In an open letter written to CEO Tim Cook earlier this year, Icahn had proposed that Apple repurchase $150 billion worth of its stock. However, the preliminary proxy filing revealed that the activist investor has lowered the proposed amount to $50 billion. As noted in the filing, Icahn’s proposal will be submitted on his behalf by High River Limited Partnership.
Proposal No. 10 requests “that Apple commit to completing not less than $50 billion of share repurchases during Apple’s fiscal year ending September 27, 2014 (and increase the amount authorized for share repurchases under its Capital Return Program accordingly).”
However, Apple recommended that the company’s shareholders vote against the proposal. “While the Board and management oppose this shareholder proposal, they are fully committed to returning cash to shareholders,” stated Apple. “The Board and management team believe that capital should be returned to shareholders on an efficient and sustained basis, and that the evaluation of capital return should be performed regularly and carefully with the best long-term interest of the business and shareholders in mind.”

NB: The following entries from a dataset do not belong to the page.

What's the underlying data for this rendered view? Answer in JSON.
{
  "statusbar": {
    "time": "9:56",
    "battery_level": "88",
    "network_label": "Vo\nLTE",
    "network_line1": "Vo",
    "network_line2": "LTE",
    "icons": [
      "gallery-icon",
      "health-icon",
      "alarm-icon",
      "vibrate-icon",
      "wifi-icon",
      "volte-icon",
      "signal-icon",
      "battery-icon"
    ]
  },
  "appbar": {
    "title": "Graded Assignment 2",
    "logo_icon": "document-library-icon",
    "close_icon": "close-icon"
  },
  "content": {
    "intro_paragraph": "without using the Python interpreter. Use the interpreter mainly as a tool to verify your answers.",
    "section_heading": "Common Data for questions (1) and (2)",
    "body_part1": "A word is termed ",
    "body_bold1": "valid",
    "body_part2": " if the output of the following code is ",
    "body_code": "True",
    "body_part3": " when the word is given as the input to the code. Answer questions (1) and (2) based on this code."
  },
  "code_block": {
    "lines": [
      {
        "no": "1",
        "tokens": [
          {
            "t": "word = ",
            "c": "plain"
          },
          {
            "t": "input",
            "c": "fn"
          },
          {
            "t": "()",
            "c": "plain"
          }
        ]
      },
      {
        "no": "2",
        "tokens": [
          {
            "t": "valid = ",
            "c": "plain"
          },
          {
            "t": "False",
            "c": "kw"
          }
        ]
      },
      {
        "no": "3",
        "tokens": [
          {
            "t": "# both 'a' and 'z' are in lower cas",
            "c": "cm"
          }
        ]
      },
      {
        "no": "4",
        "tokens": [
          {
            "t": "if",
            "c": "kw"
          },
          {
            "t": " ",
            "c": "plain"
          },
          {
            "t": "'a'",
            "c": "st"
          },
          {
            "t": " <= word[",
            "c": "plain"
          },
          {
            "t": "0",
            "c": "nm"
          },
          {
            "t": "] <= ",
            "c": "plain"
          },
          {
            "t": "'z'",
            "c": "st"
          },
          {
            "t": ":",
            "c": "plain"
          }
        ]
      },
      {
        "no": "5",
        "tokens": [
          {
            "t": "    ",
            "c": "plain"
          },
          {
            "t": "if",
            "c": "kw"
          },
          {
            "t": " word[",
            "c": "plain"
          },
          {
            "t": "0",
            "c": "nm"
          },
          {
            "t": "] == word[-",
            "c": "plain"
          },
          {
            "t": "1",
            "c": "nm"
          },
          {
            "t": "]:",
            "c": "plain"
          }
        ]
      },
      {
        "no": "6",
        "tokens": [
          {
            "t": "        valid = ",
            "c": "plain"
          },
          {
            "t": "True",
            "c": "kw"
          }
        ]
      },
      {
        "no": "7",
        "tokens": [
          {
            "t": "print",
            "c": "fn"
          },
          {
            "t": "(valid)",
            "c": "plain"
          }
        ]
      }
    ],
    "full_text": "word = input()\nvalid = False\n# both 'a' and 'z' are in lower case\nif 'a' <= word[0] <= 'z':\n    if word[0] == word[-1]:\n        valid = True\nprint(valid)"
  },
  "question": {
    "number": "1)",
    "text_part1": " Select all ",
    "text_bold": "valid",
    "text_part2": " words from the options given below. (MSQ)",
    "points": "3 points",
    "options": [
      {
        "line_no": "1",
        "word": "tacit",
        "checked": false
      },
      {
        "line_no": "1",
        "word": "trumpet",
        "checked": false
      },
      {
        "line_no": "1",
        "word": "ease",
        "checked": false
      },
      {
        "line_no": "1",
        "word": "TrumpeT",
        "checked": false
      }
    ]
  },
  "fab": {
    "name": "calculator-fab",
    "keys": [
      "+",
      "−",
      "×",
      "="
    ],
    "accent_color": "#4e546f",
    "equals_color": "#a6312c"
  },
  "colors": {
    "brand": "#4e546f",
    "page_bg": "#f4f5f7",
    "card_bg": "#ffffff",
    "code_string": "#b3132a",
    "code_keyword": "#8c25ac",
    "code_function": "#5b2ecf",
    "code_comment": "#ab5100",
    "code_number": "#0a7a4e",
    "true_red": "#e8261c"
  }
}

Apple also stated that it has already “demonstrated a strong commitment to returning capital to shareholders over the past two years.” In April, Apple increased its share repurchase program by $60 billion and raised the dividend it pays to shareholders. The California-based company noted that it “is one of the largest dividend payers in the world and has the largest share repurchase authorization in history.”
For these reasons, Apple “believes that the Company’s management team and Board are in the best position to determine what is in the best long-term interest of the Company’s business and recommends a vote AGAINST this proposal.” As noted in the filing, Icahn’s proposal requires an affirmative vote from the majority of shares in order to be approved.
Apple’s board and management are not the only people to oppose Icahn’s share buyback proposal. Calpers’ (California Public Employees’ Retirement System) head of corporate governance Anne Simpson recently told Bloomberg that, “We are uncomfortable with a raider coming into a company with a proposal to disgorge cash. Carl Icahn is a Johnny come lately.” Similarly, Berkshire Hathaway’s (NYSE:BRKA) (NYSE:BRKB) Warren Buffett told CNBC earlier this year that, “I think the Apple management and directors have done a pretty darn good job of running the company, so my vote would be with them.”